With drugs in tighter supply, drug bosses here and in Mexico take a much harder line when debts are owed or drugs are stolen or confiscated, D.E.A. officials said.
Although much of the violence is against people involved in the drug trade, law enforcement authorities said such crime should not be viewed as a “self-cleaning oven,” as one investigator put it, because of the danger it poses to the innocent. It has also put a strain on local departments.
Several hours after Sergeant Azuelo investigated the home invasion involving the pistol whipping, his squad was called to one blocks away.
This time, the intruders ransacked the house before taking a 14-year-old boy captive. Gang investigators recognized the house as having a previous association with a street gang suspected of involvement in drug dealing.
The invaders demanded drugs and $10,000, and took the boy to make their point. He was released within the hour, though the family told investigators it had not paid a ransom.
“You don’t know anybody who is going to pay that money?” the boy said his abductors kept asking him.

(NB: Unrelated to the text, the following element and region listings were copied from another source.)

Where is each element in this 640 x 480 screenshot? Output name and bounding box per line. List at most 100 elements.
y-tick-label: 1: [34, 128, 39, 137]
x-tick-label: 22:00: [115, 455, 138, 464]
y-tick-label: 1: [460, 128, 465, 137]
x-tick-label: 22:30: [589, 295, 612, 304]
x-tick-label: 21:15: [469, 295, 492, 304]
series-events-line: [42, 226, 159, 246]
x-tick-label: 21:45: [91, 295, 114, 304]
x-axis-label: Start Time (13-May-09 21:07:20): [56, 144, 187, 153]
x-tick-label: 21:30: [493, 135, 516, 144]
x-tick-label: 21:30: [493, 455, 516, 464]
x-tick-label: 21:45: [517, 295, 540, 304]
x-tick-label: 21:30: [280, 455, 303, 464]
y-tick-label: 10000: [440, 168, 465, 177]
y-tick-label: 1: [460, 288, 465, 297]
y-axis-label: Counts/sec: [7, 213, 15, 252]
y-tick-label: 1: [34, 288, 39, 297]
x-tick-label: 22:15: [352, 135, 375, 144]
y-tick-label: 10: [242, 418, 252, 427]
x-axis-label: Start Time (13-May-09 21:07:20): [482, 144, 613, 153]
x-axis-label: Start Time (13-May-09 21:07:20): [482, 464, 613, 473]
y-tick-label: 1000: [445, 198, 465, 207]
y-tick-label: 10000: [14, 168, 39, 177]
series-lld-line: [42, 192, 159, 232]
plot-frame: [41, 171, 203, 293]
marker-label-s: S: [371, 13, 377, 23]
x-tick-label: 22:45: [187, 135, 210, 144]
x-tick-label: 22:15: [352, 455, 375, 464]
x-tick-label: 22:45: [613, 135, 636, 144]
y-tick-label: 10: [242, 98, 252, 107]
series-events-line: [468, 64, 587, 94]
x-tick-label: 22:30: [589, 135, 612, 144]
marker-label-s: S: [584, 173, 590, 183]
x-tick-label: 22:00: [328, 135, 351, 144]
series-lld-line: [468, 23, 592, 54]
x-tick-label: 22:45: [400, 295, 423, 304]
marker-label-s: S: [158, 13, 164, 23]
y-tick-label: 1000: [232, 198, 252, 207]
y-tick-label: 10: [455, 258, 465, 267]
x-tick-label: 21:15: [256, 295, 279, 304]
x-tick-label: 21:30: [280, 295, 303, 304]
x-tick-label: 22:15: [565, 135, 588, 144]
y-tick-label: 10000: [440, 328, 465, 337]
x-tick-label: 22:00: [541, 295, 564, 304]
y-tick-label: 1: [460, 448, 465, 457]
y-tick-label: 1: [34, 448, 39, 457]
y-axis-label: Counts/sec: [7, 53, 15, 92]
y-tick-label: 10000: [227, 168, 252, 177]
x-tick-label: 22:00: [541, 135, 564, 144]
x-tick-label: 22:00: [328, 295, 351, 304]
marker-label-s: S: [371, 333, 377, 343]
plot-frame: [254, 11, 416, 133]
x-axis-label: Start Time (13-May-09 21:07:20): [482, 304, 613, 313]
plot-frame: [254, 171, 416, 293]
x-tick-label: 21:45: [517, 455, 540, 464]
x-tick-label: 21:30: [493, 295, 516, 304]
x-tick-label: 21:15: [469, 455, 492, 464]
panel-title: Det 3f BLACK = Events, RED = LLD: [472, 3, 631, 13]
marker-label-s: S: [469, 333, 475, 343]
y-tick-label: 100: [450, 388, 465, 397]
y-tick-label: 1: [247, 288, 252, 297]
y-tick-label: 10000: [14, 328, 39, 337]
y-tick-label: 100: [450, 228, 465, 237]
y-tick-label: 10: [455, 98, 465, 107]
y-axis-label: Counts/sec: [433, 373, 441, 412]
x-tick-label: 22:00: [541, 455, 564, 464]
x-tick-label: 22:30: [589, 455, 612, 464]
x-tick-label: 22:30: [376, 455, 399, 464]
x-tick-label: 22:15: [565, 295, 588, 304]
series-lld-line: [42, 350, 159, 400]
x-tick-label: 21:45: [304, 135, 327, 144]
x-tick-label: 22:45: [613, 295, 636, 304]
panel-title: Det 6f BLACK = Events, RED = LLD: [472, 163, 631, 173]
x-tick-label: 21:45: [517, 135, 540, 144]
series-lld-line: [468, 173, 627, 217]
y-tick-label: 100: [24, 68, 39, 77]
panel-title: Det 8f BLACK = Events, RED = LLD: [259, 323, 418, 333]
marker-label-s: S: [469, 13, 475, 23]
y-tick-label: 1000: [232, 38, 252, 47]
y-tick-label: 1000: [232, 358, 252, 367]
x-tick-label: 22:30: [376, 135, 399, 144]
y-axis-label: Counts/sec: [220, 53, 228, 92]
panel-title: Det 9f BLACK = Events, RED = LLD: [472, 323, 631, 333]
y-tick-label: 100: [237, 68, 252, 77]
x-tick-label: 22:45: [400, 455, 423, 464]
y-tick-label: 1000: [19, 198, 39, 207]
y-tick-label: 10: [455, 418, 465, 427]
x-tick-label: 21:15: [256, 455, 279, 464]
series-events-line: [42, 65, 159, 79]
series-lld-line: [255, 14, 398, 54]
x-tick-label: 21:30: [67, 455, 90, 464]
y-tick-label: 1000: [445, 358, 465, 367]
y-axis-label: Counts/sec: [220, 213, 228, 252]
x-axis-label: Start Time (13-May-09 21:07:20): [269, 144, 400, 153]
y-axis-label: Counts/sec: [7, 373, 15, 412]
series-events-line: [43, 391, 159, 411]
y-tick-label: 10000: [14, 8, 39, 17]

The boy, showing the nonchalance of his age, shrugged off his ordeal.
“No, I’m not scared,” he said after being questioned by detectives, who asked that his name not be used because the investigation was continuing.
Not all the problems are along the border.
The Atlanta area, long a transportation hub for legitimate commerce, has emerged as a new staging ground for drug traffickers taking advantage of its web of freeways and blending in with the wave of Mexican immigrants who have flocked to work there in the past decade.
Last August, in one of the grislier cases in the South, the police in Shelby County, Ala., just outside Birmingham, found the bodies of five men with their throats cut. It is believed they were killed over a $450,000 debt owed to another drug trafficking faction in Atlanta.
The spread of the Mexican cartels, longtime distributors of marijuana, has coincided with their taking over cocaine distribution from Colombian cartels. Those cartels suffered setbacks when American authorities curtailed their trading routes through the Caribbean and South Florida.
Since then, the Colombians have forged alliances with Mexican cartels to move cocaine, which is still largely produced in South America, through Mexico and into the United States.
The Mexicans have also taken over much of the methamphetamine business, producing the drug in “super labs” in Mexico. The number of labs in the United States has been on the decline.
While the cartel networks have spread across the United States, the border areas remain the most worrisome. At the scene of the pistol-whipping here, Sergeant Azuelo and his team methodically investigated.
Their suspicions grew as they walked through the house and noticed things that seemed familiar to them from stash houses they had encountered: a large back room whose size and proximity to an alley seemed well-suited to bundling marijuana, the wife of the victim reporting that they had no bank accounts and dealt with everything in cash, the victim’s father saying over and over that his son was “no saint” and describing his son’s addiction problems with prescription drugs.
A digital scale with blood on it was found in a truck bed on the driveway, raising suspicion among the detectives that the victim was trying to hide it.
The house, the wife told them, had been invaded about a month ago, but the attackers left empty-handed. She did not call the police then, she said, because nothing was taken.
Finally, they saw the cellophane wrap and drug paraphernalia and obtained a search warrant to go through the house more meticulously.
The attackers “were not very sophisticated,” Sergeant Azuelo said, but they somehow knew what might be in the house. “For me, the question is how much they got away with,” he said. “The family may never tell.”
All in all, Sergeant Azuelo said, it was a run-of-the-mill call in a week that would include at least three other such robberies.
“I think this is the tip of the iceberg,” Detective Kris Bollingmo said as he shined a light through the garage. “The problem is only going to get worse.”
“We are,” Sergeant Azuelo added, “keeping the finger in the dike.”